Multiple Features

Real problems have many features — a house has size, bedrooms, age, location, and more. Give each feature its own weight, and the prediction is the sum of (weight × feature), plus the bias:

h(\vec{x}) = w_1 x_1 + w_2 x_2 + \dots + w_n x_n + b.

That sum is exactly a dot product of the weight vector with the feature vector. So the whole model collapses to one clean line:

h(\vec{x}) = \vec{w}\cdot\vec{x} + b.

Here is linear algebra paying off: no matter how many features, the prediction is a single dot product.

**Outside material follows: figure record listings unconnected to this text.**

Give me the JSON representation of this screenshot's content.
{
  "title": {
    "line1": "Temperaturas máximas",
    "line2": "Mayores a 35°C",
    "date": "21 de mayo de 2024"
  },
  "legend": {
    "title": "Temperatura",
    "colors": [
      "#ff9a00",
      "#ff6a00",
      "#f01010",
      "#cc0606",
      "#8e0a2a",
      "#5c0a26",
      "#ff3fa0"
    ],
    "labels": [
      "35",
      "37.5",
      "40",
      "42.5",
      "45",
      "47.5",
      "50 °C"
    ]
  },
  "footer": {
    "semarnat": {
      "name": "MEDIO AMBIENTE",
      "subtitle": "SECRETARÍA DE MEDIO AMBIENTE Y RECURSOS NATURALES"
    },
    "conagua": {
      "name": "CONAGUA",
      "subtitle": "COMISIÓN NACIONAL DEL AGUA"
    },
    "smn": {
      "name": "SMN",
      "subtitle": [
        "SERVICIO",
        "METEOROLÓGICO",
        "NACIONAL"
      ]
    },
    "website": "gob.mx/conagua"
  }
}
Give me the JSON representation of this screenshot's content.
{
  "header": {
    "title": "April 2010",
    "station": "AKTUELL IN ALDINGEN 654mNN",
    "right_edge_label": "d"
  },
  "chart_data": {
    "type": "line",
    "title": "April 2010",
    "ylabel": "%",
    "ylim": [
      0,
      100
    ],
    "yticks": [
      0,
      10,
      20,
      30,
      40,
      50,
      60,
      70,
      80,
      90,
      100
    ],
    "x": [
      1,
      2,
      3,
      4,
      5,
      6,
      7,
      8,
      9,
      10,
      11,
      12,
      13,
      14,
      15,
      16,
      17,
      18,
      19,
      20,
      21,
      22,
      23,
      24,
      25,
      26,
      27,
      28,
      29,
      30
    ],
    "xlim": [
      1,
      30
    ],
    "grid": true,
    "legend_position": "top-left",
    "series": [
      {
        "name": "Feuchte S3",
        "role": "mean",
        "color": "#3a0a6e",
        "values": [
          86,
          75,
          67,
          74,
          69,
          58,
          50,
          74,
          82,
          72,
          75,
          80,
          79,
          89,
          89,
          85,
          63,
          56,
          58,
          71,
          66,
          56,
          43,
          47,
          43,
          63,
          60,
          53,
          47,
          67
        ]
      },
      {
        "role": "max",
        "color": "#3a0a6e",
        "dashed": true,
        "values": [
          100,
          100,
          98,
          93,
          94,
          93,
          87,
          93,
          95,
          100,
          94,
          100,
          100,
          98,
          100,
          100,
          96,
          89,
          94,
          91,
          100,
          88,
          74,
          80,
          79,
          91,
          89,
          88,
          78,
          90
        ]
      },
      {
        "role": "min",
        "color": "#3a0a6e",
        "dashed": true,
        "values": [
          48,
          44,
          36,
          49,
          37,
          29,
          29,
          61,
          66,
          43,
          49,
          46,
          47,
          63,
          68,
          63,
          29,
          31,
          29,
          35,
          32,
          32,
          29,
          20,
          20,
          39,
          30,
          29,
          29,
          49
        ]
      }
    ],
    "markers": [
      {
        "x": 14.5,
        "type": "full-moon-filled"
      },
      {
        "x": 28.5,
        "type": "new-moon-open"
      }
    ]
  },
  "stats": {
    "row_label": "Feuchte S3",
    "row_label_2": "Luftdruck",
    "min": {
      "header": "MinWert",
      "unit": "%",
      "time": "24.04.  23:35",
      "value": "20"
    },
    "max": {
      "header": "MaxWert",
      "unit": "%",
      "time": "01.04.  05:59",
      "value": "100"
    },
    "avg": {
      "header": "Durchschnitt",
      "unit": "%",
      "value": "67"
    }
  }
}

Weights decide what matters

The features are fixed (one house). Turn the weight dials and watch the prediction \vec{w}\cdot\vec{x} + b respond. A big positive weight means "this feature strongly raises the prediction"; a negative weight pushes it down; a near-zero weight means "this feature barely matters." Training is the search for the weights that make the predictions right.

Same algorithm, more knobs

Nothing else changes. The cost is still mean squared error, and gradient descent still rolls downhill — just in more dimensions, adjusting every weight at once. Writing the model as \vec{w}\cdot\vec{x}+b is also why a whole dataset can be processed as one big matrix–vector multiply — fast, and exactly what hardware loves.